Verifying Your Set up

You possibly can confirm the core libraries are correctly put in by working:

from sentence_transformers import SentenceTransformer
import numpy as np
from wealthy import print

mannequin = SentenceTransformer('all-MiniLM-L6-v2')
print("Setting setup full!")

Word: The sentence-transformers library will routinely obtain the embedding mannequin on first use, which can take a couple of minutes relying in your web connection.


Want Assist Configuring Your Growth Setting?

Having hassle configuring your improvement atmosphere? Need entry to pre-configured Jupyter Notebooks working on Google Colab? Make sure to be a part of PyImageSearch College — you’ll be up and working with this tutorial in a matter of minutes.

All that mentioned, are you:

  • Quick on time?
  • Studying in your employer’s administratively locked system?
  • Desirous to skip the trouble of preventing with the command line, bundle managers, and digital environments?
  • Able to run the code instantly in your Home windows, macOS, or Linux system?

Then be a part of PyImageSearch College right now!

Achieve entry to Jupyter Notebooks for this tutorial and different PyImageSearch guides pre-configured to run on Google Colab’s ecosystem proper in your internet browser! No set up required.

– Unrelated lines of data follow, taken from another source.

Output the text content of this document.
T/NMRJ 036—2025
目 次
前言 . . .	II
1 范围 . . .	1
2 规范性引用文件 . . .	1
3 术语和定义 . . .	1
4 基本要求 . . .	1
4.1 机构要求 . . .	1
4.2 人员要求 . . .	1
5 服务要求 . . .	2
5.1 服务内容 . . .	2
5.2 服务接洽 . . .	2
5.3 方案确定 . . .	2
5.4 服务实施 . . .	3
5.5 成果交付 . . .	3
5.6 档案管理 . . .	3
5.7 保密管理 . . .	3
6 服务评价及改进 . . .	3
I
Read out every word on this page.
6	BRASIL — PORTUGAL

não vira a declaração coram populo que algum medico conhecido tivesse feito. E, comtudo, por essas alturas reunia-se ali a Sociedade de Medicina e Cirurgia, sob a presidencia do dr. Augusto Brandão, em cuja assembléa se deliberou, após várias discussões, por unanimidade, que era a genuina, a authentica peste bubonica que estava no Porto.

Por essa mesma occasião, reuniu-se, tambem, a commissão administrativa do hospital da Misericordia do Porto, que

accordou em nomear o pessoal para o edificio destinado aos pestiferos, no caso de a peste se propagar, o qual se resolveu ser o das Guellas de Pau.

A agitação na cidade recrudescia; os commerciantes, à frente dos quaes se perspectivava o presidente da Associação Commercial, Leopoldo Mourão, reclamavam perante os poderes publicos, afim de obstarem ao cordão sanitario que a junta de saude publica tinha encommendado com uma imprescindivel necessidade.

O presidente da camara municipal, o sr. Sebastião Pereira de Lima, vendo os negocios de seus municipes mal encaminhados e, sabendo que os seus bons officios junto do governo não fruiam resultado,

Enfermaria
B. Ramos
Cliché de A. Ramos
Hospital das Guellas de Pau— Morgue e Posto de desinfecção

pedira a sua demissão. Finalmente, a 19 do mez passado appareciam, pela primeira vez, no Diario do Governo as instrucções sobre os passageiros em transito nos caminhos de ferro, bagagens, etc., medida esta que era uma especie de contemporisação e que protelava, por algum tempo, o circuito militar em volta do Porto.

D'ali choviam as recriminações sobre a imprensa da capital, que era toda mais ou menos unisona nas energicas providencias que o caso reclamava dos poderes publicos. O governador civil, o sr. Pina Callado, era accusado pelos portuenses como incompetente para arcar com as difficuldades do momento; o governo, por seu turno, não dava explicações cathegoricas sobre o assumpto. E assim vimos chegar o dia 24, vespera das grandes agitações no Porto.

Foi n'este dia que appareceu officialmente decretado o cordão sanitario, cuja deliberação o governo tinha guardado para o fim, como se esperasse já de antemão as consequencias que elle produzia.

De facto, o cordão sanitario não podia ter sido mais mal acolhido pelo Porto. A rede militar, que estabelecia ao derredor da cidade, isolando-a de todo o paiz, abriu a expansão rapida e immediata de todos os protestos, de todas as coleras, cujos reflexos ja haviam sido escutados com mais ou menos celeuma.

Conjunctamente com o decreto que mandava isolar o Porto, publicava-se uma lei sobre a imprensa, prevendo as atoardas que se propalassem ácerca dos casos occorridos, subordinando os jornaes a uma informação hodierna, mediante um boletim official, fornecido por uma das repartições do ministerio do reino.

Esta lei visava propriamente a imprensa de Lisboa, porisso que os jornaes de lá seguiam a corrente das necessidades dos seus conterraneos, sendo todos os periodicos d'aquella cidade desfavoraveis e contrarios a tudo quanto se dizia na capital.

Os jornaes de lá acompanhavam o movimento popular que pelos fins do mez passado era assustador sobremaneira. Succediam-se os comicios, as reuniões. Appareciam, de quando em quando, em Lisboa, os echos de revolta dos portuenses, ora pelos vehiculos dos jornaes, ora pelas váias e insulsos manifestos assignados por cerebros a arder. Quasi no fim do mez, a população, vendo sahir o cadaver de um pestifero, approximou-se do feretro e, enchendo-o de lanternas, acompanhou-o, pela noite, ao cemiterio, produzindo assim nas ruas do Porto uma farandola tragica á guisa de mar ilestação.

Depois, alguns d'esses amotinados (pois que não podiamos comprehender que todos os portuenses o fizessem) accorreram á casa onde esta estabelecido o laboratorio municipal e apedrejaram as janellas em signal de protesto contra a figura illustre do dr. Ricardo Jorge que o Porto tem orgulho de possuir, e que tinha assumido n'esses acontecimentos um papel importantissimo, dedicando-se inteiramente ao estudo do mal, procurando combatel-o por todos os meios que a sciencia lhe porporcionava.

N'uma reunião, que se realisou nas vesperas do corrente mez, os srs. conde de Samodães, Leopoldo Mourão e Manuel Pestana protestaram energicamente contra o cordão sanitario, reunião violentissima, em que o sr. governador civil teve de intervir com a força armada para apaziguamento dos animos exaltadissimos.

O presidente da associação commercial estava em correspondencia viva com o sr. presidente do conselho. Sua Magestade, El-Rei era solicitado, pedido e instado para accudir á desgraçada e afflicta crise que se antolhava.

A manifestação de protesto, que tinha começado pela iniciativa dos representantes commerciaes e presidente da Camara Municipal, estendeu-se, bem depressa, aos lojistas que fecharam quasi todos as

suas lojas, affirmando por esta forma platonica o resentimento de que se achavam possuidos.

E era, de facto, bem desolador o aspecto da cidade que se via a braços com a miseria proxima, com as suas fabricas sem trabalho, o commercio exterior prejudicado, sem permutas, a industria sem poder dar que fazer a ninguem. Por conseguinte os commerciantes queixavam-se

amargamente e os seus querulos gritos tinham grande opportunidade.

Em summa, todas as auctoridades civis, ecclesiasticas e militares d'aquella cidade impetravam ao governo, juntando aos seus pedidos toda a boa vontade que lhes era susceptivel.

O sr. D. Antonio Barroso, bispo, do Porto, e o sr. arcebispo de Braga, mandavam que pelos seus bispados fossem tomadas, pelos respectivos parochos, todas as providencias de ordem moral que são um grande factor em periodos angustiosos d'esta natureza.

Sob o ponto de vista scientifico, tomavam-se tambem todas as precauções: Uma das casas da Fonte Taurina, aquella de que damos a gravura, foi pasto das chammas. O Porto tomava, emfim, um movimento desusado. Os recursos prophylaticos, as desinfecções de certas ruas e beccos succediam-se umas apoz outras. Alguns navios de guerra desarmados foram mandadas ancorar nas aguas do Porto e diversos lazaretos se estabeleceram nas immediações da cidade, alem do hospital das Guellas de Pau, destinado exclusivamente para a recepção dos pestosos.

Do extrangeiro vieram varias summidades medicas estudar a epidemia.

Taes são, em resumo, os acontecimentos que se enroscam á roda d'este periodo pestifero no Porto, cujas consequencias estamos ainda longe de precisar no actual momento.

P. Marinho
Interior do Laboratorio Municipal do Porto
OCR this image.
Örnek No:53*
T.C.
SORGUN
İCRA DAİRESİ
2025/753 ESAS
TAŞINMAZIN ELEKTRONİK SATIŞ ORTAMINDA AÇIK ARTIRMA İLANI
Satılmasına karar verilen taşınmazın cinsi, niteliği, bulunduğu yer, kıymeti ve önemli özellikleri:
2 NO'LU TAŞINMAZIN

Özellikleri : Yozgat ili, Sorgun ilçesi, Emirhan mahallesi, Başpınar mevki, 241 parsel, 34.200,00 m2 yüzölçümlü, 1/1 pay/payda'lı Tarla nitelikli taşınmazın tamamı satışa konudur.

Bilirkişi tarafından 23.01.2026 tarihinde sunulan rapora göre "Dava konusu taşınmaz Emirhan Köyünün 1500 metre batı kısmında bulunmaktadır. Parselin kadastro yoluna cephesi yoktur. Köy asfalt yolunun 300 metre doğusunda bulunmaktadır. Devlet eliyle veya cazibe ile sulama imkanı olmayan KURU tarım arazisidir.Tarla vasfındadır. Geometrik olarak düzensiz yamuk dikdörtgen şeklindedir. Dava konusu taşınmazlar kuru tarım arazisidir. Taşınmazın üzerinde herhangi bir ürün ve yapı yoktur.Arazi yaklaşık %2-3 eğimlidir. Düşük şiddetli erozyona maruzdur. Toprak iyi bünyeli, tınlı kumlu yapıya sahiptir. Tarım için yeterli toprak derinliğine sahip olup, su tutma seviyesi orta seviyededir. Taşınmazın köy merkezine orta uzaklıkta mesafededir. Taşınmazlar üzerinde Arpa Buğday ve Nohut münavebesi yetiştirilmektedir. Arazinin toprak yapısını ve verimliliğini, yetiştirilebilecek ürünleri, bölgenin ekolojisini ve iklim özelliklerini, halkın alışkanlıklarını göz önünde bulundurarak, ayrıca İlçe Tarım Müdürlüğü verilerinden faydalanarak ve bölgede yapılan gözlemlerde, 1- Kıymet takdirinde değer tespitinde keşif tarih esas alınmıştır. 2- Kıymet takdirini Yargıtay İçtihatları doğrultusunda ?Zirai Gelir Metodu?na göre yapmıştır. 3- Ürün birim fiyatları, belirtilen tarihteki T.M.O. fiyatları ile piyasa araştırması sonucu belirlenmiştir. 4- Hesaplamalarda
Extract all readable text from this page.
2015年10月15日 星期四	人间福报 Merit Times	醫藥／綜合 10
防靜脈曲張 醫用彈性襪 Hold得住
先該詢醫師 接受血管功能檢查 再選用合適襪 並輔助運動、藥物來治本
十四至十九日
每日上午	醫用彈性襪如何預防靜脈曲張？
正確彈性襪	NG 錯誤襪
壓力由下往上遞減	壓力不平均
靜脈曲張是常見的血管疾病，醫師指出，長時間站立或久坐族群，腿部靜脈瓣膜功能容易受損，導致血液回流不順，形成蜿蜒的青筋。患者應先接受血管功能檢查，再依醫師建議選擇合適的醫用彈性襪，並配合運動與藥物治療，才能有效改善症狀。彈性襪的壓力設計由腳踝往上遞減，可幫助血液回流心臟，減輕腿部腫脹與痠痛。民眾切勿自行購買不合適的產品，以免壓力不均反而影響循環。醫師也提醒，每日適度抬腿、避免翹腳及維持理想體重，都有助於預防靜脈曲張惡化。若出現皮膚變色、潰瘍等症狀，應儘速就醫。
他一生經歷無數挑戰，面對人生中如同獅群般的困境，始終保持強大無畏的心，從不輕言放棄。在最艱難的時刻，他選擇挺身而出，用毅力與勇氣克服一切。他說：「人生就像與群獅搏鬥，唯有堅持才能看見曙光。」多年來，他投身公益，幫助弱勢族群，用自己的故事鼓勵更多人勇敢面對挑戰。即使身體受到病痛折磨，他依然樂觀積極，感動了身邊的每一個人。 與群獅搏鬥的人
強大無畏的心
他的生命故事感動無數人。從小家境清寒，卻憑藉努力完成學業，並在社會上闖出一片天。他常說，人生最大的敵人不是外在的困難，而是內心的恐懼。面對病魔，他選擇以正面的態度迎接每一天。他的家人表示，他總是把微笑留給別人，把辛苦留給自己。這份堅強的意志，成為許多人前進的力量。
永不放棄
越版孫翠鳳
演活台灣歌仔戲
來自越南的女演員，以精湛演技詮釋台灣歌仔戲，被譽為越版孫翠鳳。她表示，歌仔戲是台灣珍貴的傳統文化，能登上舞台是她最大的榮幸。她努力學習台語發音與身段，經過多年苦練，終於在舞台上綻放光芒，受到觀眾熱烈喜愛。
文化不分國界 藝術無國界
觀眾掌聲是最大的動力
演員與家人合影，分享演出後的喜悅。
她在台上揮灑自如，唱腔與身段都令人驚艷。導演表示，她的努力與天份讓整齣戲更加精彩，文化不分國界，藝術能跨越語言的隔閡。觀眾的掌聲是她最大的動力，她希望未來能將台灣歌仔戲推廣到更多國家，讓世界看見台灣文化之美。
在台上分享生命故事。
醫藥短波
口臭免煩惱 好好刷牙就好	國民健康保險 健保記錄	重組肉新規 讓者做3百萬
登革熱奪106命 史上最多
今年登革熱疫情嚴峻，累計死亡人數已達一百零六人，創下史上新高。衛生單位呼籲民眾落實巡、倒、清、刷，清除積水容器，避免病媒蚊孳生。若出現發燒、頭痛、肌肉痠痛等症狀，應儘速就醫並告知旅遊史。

And better of all, these Jupyter Notebooks will run on Home windows, macOS, and Linux!


Implementation Walkthrough: Configuration and Listing Setup

Your config.py file acts because the spine of this complete RAG collection.

It defines the place information lives, how fashions are loaded, and the way totally different pipeline parts (embeddings, indexes, prompts) discuss to one another.

Consider it as your challenge’s single supply of reality — modify paths or fashions right here, and each script downstream stays constant.


Setting Up Core Directories

from pathlib import Path
import os

BASE_DIR = Path(__file__).resolve().dad or mum.dad or mum
DATA_DIR = BASE_DIR / "information"
INPUT_DIR = DATA_DIR / "enter"
OUTPUT_DIR = DATA_DIR / "output"
INDEX_DIR = DATA_DIR / "indexes"
FIGURES_DIR = DATA_DIR / "figures"

Every fixed defines a key working folder.

  • BASE_DIR: dynamically finds the challenge’s root, irrespective of the place you run the script from
  • DATA_DIR: teams all challenge information below one roof
  • INPUT_DIR: your supply textual content (corpus.txt) and non-obligatory metadata
  • OUTPUT_DIR: cached artifacts akin to embeddings and PCA (principal element evaluation) projections
  • INDEX_DIR: FAISS (Fb AI Similarity Search) indexes you’ll construct in Half 2
  • FIGURES_DIR: visualizations akin to 2D semantic plots

TIP: Centralizing all paths prevents complications later when switching between native, Colab, or AWS environments.


Corpus Configuration

_CORPUS_OVERRIDE = os.getenv("CORPUS_PATH")
_CORPUS_META_OVERRIDE = os.getenv("CORPUS_META_PATH")
CORPUS_PATH = Path(_CORPUS_OVERRIDE) if _CORPUS_OVERRIDE else INPUT_DIR / "corpus.txt"
CORPUS_META_PATH = Path(_CORPUS_META_OVERRIDE) if _CORPUS_META_OVERRIDE else INPUT_DIR / "corpus_metadata.json"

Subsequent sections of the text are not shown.